You can, of course, do anything with these events.  For this particular use case, though, I want to collect a single line, and then act upon it when I hit the ENTER key.  So I’ve written a tiny program called getchar that collects keys, and then acts upon the string when it gets ENTER.

So start evrouter:

evrouter -c ~/.evrouter-keypad.rc /dev/input/ortek*

And there you are.  Couldn’t be…  er…  perhaps it could be simpler.

Perhaps evrouter should be extended to allow storing longer strings, and then executing stuff based on the string contents and stuff.  That’s for another day, I guess.

Or perhaps someone should just put support for stuff like this into … something.  X?  Or the window manager(s)?  Or both?  Anyway, that would be nicer.

Has anybody made something like that?

Slightly More Useful Fluttering

Some weeks back I wondered whether I could use Youtube as a screen saver.  It turned out that I could.

That wasn’t, strictly speaking, very useful, but now I had a small USB monitor sitting in the hall, so I might as well make it display something practical in addition to the music videos.

Hence: flit.

Currently it checks what temperature it’s outside my bedroom window and displays that at the top right there.  (Yes!  It’s that warm here in Oslo now!)

And then it downloads the weather forecast from, picks out the precipitation data for the next 24 hours, and plots that as a line at the bottom.

Somewhat cryptic, but that’s part of the fun.

Technologies used: LaTeX to render the temperature data, gnuplot to render the precipitation line, and qiv to display the image with a transparent background on top of the mplayer window.  As one does.

Conspicuous Youtube Consumption

Stina Nordenstam rockin’ in the USB

I’ve been sleeping in even odder patterns than usual lately (I suspect that I’m coming down with microencephaly, SAD and “the hypo”), so I found myself staring at the stereo computer thinking that there should be movement.

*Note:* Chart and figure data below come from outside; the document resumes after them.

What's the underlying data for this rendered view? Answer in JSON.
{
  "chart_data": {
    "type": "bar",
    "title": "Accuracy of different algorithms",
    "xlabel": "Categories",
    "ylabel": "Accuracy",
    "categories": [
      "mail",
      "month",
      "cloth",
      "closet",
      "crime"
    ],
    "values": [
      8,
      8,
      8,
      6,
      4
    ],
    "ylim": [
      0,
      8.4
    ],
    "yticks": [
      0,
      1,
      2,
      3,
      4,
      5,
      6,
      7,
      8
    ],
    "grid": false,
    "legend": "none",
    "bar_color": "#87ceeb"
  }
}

I normally hate computer screens that have pulsing lights and stuff, but I wondered how much work it would be to automatically download music videos from Youtube for whatever was playing, and then just show the video.  The sound wouldn’t be synced up, of course, but it’d be a kinda… like…  spastic screen saver.

A screen saver that doesn’t save the screen or the CPU or the network or on electricity, and would probably get me banned from Youtube.

So I started typing, and here it is.

I had a spare USB-powered little screen, so I put the stuff on a small screen instead of using a big one.  I mean, that would be too fluttery.

It’s been in production for all of fifteen minutes now, so I have no idea whether I’m going to pull the plug on the “project” (and the USB monitor) or not.  I’m guessing I probably will.